Power and spin assume more importance in the men’s game and speed and change more in the women’s. The harder you can hit the ball with a closed racket, the more topspin you will produce, so this suits the more powerful male game. Women don’t hit the ball as hard as men do, so they achieve less spin and have less on-the-table control (gyroscopic effect of the spin). It is speed and control of speed which is rather more important with women’s play and the ability to loop several balls in a row is not a prime requirement. Instead timing is vital as women drive much more – the power timing window in drive play is extremely narrow, between ‘peak’ and as early as late rising.
Length also assumes much more importance with women’s play, as does placement. In the men’s game, power with strong topspin means that the ball accelerates after bouncing and leaves the opponent’s side of the table with a much flatter trajectory. The vast majority of men counter from a deeper position and give themselves time. From this deeper position it is of course much more difficult to vary angles. Men, more often than not, look to place the first opening ball (to the body for example) and once the rally deteriorates into control and counter-control back from the table then power and spin are the main elements.
In the women’s game almost all players assume a much closer-to-table position and it is rather easier to vary placement, long and short or to the angles and to vary speed. Because women have a closer position it is inevitable too that a bad length ball is easily smashed. It is crucial that women can spin short or long and not mid-table.

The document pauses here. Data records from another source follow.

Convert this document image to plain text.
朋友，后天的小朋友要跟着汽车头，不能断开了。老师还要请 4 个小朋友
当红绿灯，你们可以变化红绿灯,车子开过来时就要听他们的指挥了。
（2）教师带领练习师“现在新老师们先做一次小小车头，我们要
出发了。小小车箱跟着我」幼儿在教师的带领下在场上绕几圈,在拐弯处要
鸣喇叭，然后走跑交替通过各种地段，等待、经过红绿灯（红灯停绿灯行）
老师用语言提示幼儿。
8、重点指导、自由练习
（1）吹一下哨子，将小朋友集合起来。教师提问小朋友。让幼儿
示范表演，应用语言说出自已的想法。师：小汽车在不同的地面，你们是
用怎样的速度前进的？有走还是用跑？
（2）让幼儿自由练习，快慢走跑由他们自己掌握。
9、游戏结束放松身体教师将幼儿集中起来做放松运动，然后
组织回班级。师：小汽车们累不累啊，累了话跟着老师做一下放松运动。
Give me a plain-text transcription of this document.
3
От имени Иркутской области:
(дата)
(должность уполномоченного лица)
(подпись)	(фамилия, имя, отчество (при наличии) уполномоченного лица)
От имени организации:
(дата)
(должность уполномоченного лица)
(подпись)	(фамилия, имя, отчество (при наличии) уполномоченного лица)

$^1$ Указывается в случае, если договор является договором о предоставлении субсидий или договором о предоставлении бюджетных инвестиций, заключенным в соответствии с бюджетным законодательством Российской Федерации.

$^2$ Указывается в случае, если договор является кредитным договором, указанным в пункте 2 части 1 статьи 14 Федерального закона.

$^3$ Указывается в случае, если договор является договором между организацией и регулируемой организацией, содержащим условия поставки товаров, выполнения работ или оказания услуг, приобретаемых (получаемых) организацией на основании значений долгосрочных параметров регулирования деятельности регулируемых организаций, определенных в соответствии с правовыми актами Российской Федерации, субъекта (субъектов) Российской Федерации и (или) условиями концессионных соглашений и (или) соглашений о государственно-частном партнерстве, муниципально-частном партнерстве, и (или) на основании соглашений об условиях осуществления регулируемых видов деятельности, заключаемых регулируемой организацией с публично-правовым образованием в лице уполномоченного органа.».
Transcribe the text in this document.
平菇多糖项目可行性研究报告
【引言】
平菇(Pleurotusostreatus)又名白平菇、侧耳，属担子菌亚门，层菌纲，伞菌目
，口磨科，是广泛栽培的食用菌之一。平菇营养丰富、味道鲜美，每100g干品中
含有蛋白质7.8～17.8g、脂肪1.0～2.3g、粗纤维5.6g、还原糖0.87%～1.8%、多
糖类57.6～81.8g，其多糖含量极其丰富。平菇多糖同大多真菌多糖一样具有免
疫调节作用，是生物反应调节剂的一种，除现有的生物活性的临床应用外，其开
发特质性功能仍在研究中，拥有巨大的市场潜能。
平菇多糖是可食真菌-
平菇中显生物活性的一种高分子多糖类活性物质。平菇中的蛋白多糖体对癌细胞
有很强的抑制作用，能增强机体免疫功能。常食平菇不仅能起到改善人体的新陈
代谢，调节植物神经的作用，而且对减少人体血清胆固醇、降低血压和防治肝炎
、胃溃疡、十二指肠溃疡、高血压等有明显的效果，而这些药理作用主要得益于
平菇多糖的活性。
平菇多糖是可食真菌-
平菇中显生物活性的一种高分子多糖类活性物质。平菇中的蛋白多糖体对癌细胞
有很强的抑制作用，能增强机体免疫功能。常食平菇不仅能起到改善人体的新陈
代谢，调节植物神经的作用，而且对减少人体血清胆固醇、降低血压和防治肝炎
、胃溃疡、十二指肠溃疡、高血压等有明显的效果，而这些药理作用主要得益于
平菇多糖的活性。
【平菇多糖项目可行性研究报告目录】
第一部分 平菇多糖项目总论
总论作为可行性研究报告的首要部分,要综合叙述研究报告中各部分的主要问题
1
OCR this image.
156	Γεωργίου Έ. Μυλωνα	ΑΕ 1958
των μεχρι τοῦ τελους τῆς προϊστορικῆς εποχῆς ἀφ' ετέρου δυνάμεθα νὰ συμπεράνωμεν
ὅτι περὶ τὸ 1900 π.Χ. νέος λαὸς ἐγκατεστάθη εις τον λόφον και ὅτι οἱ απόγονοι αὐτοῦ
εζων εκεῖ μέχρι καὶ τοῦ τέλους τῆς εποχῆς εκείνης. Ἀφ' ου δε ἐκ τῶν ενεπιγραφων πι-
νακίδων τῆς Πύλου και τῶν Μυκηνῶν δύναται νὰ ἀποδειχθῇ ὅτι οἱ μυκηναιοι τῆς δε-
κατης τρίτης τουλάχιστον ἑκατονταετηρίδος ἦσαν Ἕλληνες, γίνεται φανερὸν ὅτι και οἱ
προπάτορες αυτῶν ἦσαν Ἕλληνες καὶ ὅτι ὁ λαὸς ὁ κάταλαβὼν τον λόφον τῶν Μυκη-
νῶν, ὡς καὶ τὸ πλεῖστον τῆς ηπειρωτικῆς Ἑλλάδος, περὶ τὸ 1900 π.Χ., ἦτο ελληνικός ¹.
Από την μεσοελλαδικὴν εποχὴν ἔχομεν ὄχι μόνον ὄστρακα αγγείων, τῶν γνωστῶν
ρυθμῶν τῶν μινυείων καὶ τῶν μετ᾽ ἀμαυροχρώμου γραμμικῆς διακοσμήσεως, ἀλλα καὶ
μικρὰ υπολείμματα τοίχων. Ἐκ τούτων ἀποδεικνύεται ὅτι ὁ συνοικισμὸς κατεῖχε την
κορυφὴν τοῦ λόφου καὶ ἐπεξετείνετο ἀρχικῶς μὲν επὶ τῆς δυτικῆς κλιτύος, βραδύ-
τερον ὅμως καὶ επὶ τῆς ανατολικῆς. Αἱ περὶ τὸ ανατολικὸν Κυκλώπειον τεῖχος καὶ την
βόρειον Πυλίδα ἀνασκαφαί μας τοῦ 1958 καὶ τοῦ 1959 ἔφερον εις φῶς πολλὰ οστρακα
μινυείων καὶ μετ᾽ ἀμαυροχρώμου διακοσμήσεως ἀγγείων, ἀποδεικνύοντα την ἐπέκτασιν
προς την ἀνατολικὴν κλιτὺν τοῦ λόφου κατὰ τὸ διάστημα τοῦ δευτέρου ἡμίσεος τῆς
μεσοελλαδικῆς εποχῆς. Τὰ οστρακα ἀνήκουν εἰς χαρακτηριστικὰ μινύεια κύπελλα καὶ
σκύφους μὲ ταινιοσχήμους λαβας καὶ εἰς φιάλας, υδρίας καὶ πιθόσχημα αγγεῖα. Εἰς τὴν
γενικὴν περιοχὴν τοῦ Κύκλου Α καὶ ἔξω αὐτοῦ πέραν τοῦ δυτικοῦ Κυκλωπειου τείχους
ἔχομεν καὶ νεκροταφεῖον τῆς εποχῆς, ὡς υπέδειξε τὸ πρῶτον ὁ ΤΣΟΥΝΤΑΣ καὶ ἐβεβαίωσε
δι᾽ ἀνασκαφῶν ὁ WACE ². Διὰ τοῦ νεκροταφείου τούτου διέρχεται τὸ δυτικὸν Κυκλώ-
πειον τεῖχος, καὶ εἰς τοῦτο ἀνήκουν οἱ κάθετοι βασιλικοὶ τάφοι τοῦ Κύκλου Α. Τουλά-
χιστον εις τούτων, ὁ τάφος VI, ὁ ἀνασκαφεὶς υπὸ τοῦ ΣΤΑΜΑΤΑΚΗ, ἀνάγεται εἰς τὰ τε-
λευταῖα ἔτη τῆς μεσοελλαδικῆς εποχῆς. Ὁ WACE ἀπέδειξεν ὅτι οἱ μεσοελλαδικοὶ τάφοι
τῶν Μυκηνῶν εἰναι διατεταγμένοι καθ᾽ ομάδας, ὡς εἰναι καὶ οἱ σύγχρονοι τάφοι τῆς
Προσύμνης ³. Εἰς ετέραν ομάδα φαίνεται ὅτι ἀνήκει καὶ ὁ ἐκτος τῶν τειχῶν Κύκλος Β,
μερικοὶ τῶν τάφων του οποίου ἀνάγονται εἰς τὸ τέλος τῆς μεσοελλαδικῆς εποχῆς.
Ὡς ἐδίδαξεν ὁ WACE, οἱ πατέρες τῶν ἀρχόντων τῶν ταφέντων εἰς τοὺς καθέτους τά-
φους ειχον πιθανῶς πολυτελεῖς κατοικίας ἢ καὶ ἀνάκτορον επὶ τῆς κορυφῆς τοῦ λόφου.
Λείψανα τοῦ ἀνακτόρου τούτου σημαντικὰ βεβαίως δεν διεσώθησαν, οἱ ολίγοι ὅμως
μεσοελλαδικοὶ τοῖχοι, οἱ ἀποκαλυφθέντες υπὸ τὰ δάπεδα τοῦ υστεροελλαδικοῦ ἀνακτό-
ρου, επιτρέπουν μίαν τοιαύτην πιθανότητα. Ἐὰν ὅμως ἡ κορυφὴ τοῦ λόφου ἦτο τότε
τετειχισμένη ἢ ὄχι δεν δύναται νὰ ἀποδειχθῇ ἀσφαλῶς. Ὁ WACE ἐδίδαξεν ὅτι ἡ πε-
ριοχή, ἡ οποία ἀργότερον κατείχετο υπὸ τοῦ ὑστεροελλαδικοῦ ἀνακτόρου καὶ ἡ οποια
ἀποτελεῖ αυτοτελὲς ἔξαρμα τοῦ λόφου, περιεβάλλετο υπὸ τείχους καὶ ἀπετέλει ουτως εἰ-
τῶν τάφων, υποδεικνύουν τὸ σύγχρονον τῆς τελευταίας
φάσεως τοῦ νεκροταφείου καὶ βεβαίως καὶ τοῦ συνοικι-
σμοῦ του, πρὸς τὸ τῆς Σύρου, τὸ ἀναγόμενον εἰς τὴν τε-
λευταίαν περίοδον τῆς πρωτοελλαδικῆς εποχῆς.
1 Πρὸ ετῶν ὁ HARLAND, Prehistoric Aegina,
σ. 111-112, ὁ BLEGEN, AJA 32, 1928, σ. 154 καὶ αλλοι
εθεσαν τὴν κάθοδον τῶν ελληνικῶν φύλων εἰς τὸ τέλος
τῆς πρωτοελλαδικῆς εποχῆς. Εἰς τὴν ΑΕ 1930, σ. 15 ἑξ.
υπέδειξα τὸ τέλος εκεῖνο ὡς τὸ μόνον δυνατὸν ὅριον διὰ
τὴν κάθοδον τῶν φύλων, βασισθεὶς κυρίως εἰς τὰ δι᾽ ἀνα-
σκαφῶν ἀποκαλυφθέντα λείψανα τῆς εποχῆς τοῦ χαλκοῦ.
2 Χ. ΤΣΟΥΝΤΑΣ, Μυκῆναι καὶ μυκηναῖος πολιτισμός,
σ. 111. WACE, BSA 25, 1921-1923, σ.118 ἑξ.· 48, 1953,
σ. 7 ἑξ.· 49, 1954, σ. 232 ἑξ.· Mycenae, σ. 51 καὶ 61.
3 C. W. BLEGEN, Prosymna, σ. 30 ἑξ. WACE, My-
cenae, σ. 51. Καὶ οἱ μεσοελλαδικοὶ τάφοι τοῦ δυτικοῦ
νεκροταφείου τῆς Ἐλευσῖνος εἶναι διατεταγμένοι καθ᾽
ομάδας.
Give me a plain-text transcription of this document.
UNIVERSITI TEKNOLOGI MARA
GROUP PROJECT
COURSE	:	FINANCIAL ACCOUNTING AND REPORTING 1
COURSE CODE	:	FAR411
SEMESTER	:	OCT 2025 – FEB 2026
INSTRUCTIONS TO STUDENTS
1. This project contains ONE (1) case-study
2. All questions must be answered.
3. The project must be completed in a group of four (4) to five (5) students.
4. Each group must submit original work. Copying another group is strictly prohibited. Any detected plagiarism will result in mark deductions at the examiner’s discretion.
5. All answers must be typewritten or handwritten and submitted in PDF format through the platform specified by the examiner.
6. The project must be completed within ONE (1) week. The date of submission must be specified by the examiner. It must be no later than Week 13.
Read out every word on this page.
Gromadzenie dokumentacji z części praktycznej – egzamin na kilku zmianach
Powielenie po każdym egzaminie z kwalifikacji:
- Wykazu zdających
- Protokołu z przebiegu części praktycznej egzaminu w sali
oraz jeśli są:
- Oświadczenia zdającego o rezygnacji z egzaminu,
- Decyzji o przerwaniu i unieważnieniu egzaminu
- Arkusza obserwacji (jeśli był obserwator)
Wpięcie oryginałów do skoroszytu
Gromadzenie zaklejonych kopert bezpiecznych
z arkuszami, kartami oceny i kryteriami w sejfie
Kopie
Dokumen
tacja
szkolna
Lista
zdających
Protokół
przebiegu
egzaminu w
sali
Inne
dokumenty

As a result women really need to open in a different way to men. The ability for example to open hard against the first backspin ball and not spin all the time is a vital asset. Even the way that women loop, if they open with spin, is critical. This should not be as hard and fast as in the men’s game for without the extreme spin that the men are capable of creating, the fast loop executed by women is more predictable and easier to block or to counter, particularly when the opponent is much closer to the table.
Women should be looking rather more to open with a slower ball, with finer touch, good spin and good length. More often than not this will create openings to drive or smash the next ball. Indeed rather than regarding topspin as an end in itself as the men do, women should look upon it as a weapon, a means to create openings from which they can win the point.
To develop full potential the prime criterion is that the player has full understanding of his/her own style of play as early as possible in the developmental stage. Bear in mind that tactical development is based crucially on technical abilities. If the player doesn’t have the technical weapons to play his/her own game most effectively then the performer never reaches full potential. Throughout Europe there has to be a great deal more attention to the individual development of the player and to maximising personal strengths.
In all of the above we should not overlook the scientific factors of table tennis. With the bigger 40mm ball there is now less spin and spin is lost more rapidly through the air because of the larger surface area. This means that playing away from the table requires more physical strength from the player. Women trying to play topspin off the table are therefore at an immediate disadvantage.
In addition we must look to what may happen in the future. There is still a great deal of ‘boosting’ or ‘treating’ of rubbers of one kind or another, especially in the men’s game. If means are found by the ITTF to stop this then many players will be much less effective and the game will change. Equally once the new plastic ball is introduced the game may well change anyway and players will have to adapt to differing spin levels and bounces.